Johanna Kasperowitsch: Mein Eindruck ist, dass die Künstler:innen, die hier studieren, eher aus mittelständig bis finanziell gehobenem Bürgertum kommen. Diese Menschen sprechen Englisch und haben die finanziellen Mittel, anders würden sie es nicht schaffen.

Ashkan Afsharian: Wer als Studierender nach Deutschland kommen will, muss mindestens 10.000 Euro auf dem Konto haben. Das hat auch in Deutschland längst nicht jede:r. Und auch eine Tanzkarriere können sich Menschen aus der Arbeiterklasse hier kaum leisten.

Welche formalen Probleme ergeben sich bei der Festivalkonzeption und was müsste sich ändern, um Kunstschaffende aus sanktionierten Ländern zu unterstützen?

Johanna Kasperowitsch: Es braucht von deutschen Förderinstitutionen Flexibilität. Es ist unmöglich, mit iranischen Künst­le­r:in­nen zu kollaborieren, wenn das formal nur über in Euro ausgestellte Rechnungen passieren kann. Das ist absurd. Es gibt keinen Geldfluss nach Iran, nur die Bezahlung über Kryptowährung oder über Mittelspersonen.

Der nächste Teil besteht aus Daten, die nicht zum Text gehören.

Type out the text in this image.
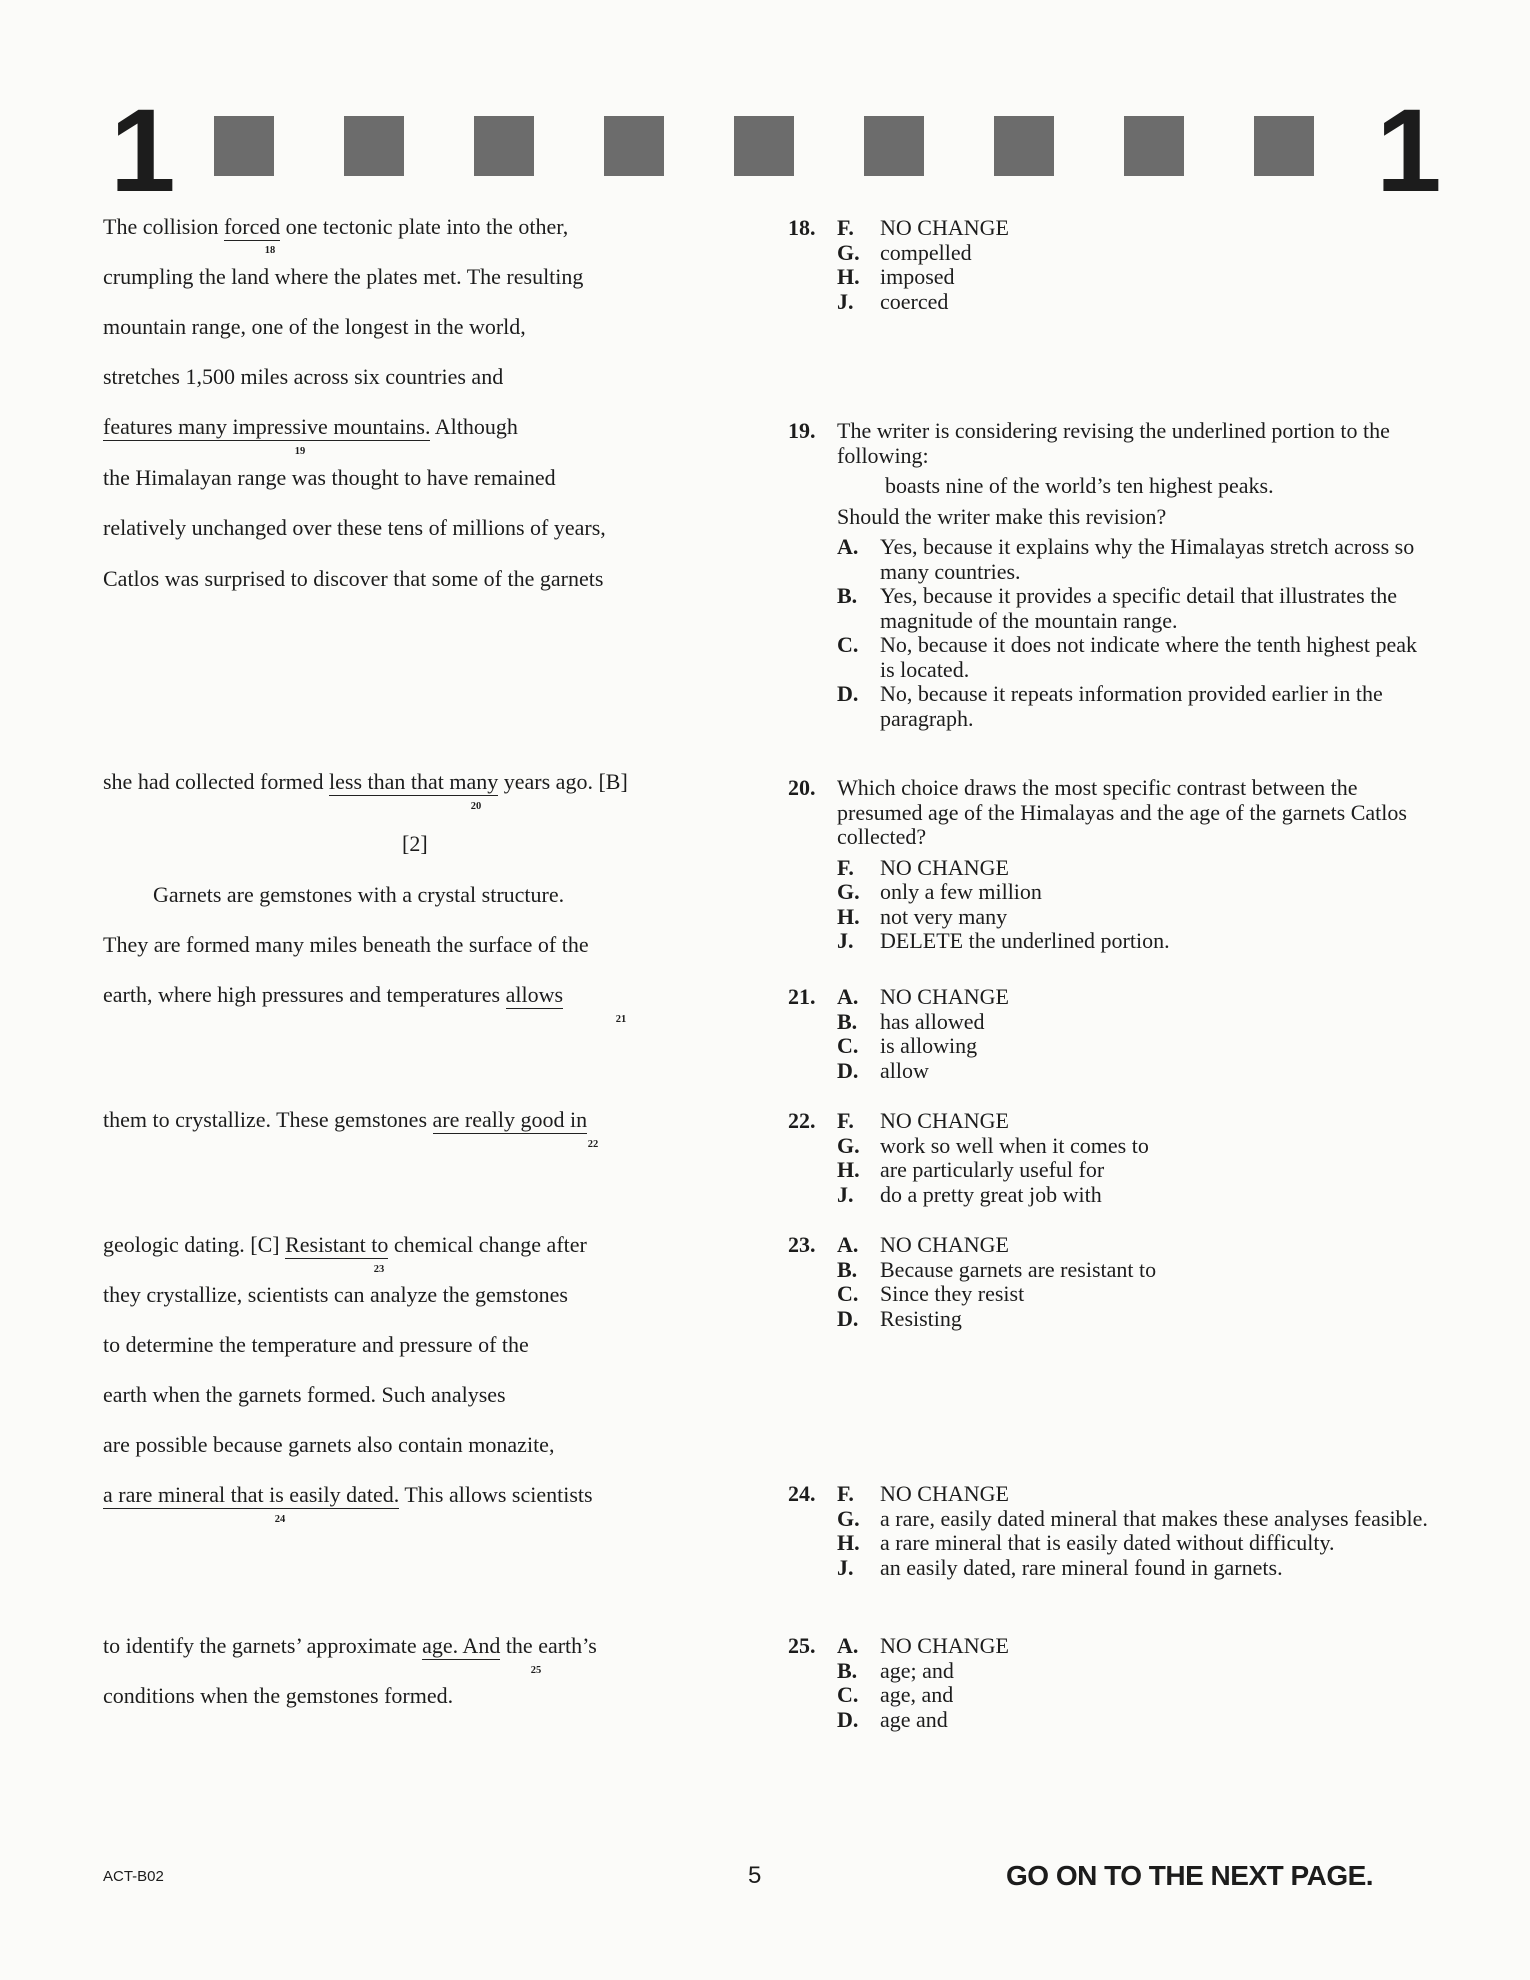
1	1
The collision forced one tectonic plate into the other,
18
crumpling the land where the plates met. The resulting
mountain range, one of the longest in the world,
stretches 1,500 miles across six countries and
features many impressive mountains. Although
19
the Himalayan range was thought to have remained
relatively unchanged over these tens of millions of years,
Catlos was surprised to discover that some of the garnets
she had collected formed less than that many years ago. [B]
20
[2]
Garnets are gemstones with a crystal structure.
They are formed many miles beneath the surface of the
earth, where high pressures and temperatures allows
21
them to crystallize. These gemstones are really good in
22
geologic dating. [C] Resistant to chemical change after
23
they crystallize, scientists can analyze the gemstones
to determine the temperature and pressure of the
earth when the garnets formed. Such analyses
are possible because garnets also contain monazite,
a rare mineral that is easily dated. This allows scientists
24
to identify the garnets’ approximate age. And the earth’s
25
conditions when the gemstones formed.
18. F.	NO CHANGE
G. compelled
H. imposed
J.	coerced
19. The writer is considering revising the underlined portion to the following:
boasts nine of the world’s ten highest peaks.
Should the writer make this revision?
A. Yes, because it explains why the Himalayas stretch across so many countries.
B.	Yes, because it provides a specific detail that illustrates the magnitude of the mountain range.
C. No, because it does not indicate where the tenth highest peak is located.
D. No, because it repeats information provided earlier in the paragraph.
20. Which choice draws the most specific contrast between the presumed age of the Himalayas and the age of the garnets Catlos collected?
F.	NO CHANGE
G. only a few million
H. not very many
J.	DELETE the underlined portion.
21. A. NO CHANGE
B.	has allowed
C. is allowing
D. allow
22. F.	NO CHANGE
G. work so well when it comes to
H. are particularly useful for
J.	do a pretty great job with
23. A. NO CHANGE
B.	Because garnets are resistant to
C. Since they resist
D. Resisting
24. F.	NO CHANGE
G. a rare, easily dated mineral that makes these analyses feasible.
H. a rare mineral that is easily dated without difficulty.
J.	an easily dated, rare mineral found in garnets.
25. A. NO CHANGE
B.	age; and
C. age, and
D. age and
ACT-B02	5	GO ON TO THE NEXT PAGE.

Tanzpol Berlin, Sophiensaele/ Uferstudios, bis 2. Juni. Programm: tanzpol-berlin.de

Das andere Problem ist die deutsche Bürokratie. Visa-Anträge, aber auch solche für Wohngeld, Krankenkasse etc., sind teilweise so komplex, dass sie sogar eine retraumatisierende Wirkung haben kann, da die Menschen, die es betrifft, ja ohnehin mit sehr vielen Hürden zu kämpfen haben und durch jene der deutschen Bürokratie unter Umständen in eine Art Negativschleife hineingeraten.

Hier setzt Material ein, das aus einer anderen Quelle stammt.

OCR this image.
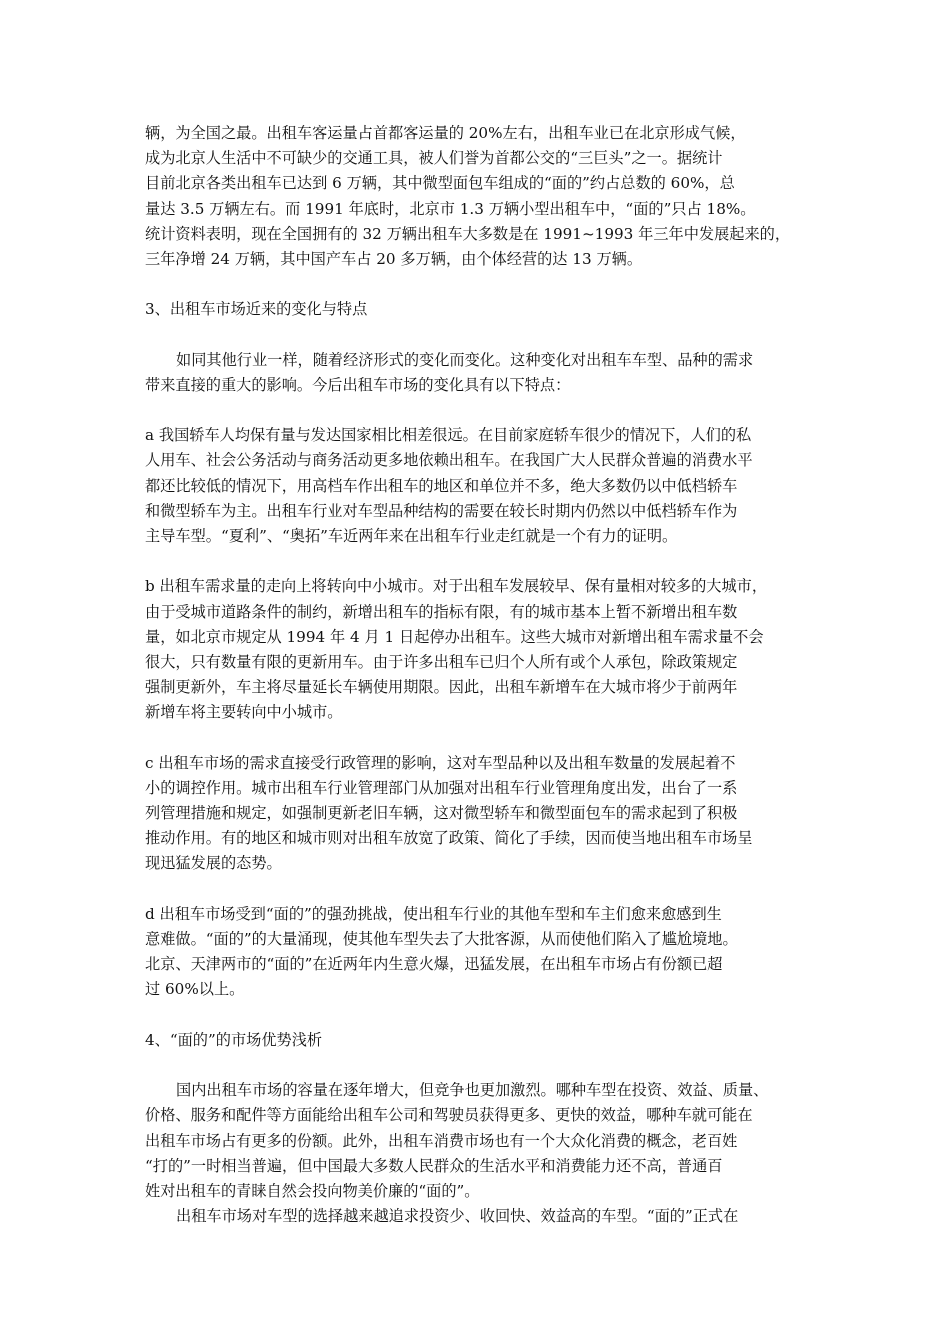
辆，为全国之最。出租车客运量占首都客运量的 20%左右，出租车业已在北京形成气候，
成为北京人生活中不可缺少的交通工具，被人们誉为首都公交的“三巨头”之一。据统计
目前北京各类出租车已达到 6 万辆，其中微型面包车组成的“面的”约占总数的 60%，总
量达 3.5 万辆左右。而 1991 年底时，北京市 1.3 万辆小型出租车中，“面的”只占 18%。
统计资料表明，现在全国拥有的 32 万辆出租车大多数是在 1991~1993 年三年中发展起来的，
三年净增 24 万辆，其中国产车占 20 多万辆，由个体经营的达 13 万辆。
3、出租车市场近来的变化与特点
如同其他行业一样，随着经济形式的变化而变化。这种变化对出租车车型、品种的需求
带来直接的重大的影响。今后出租车市场的变化具有以下特点：
a 我国轿车人均保有量与发达国家相比相差很远。在目前家庭轿车很少的情况下，人们的私
人用车、社会公务活动与商务活动更多地依赖出租车。在我国广大人民群众普遍的消费水平
都还比较低的情况下，用高档车作出租车的地区和单位并不多，绝大多数仍以中低档轿车
和微型轿车为主。出租车行业对车型品种结构的需要在较长时期内仍然以中低档轿车作为
主导车型。“夏利”、“奥拓”车近两年来在出租车行业走红就是一个有力的证明。
b 出租车需求量的走向上将转向中小城市。对于出租车发展较早、保有量相对较多的大城市，
由于受城市道路条件的制约，新增出租车的指标有限，有的城市基本上暂不新增出租车数
量，如北京市规定从 1994 年 4 月 1 日起停办出租车。这些大城市对新增出租车需求量不会
很大，只有数量有限的更新用车。由于许多出租车已归个人所有或个人承包，除政策规定
强制更新外，车主将尽量延长车辆使用期限。因此，出租车新增车在大城市将少于前两年
新增车将主要转向中小城市。
c 出租车市场的需求直接受行政管理的影响，这对车型品种以及出租车数量的发展起着不
小的调控作用。城市出租车行业管理部门从加强对出租车行业管理角度出发，出台了一系
列管理措施和规定，如强制更新老旧车辆，这对微型轿车和微型面包车的需求起到了积极
推动作用。有的地区和城市则对出租车放宽了政策、简化了手续，因而使当地出租车市场呈
现迅猛发展的态势。
d 出租车市场受到“面的”的强劲挑战，使出租车行业的其他车型和车主们愈来愈感到生
意难做。“面的”的大量涌现，使其他车型失去了大批客源，从而使他们陷入了尴尬境地。
北京、天津两市的“面的”在近两年内生意火爆，迅猛发展，在出租车市场占有份额已超
过 60%以上。
4、“面的”的市场优势浅析
国内出租车市场的容量在逐年增大，但竞争也更加激烈。哪种车型在投资、效益、质量、
价格、服务和配件等方面能给出租车公司和驾驶员获得更多、更快的效益，哪种车就可能在
出租车市场占有更多的份额。此外，出租车消费市场也有一个大众化消费的概念，老百姓
“打的”一时相当普遍，但中国最大多数人民群众的生活水平和消费能力还不高，普通百
姓对出租车的青睐自然会投向物美价廉的“面的”。
出租车市场对车型的选择越来越追求投资少、收回快、效益高的车型。“面的”正式在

Leider scheint das Interesse deutscher Fördergeber, sich in dieser Beziehung für einen Barrierenabbau einzusetzen, eher gering. Wir hoffen, durch die Thematisierung auf unseren Festival-Panels diese Komponente nicht aus den Augen zu verlieren.

Ashkan Afsharian: Parallel zum Festival haben wir noch ein Mentoring Programm beantragt, aber das wurde nicht bewilligt. Dabei ging es darum, junge Künst­le­r:in­nen für einige Monate einzuladen, sodass sie sich weiterentwickeln können. Wenn es wirklich darum geht, Arbeitsbedingungen zu verbessern, dann gibt es wenig Unterstützung, auch was unsere eigenen Strukturen angeht. Unterstützung, die eine Grundlage für Veränderungen schaffen möchte, braucht Kontinuität und Zeit.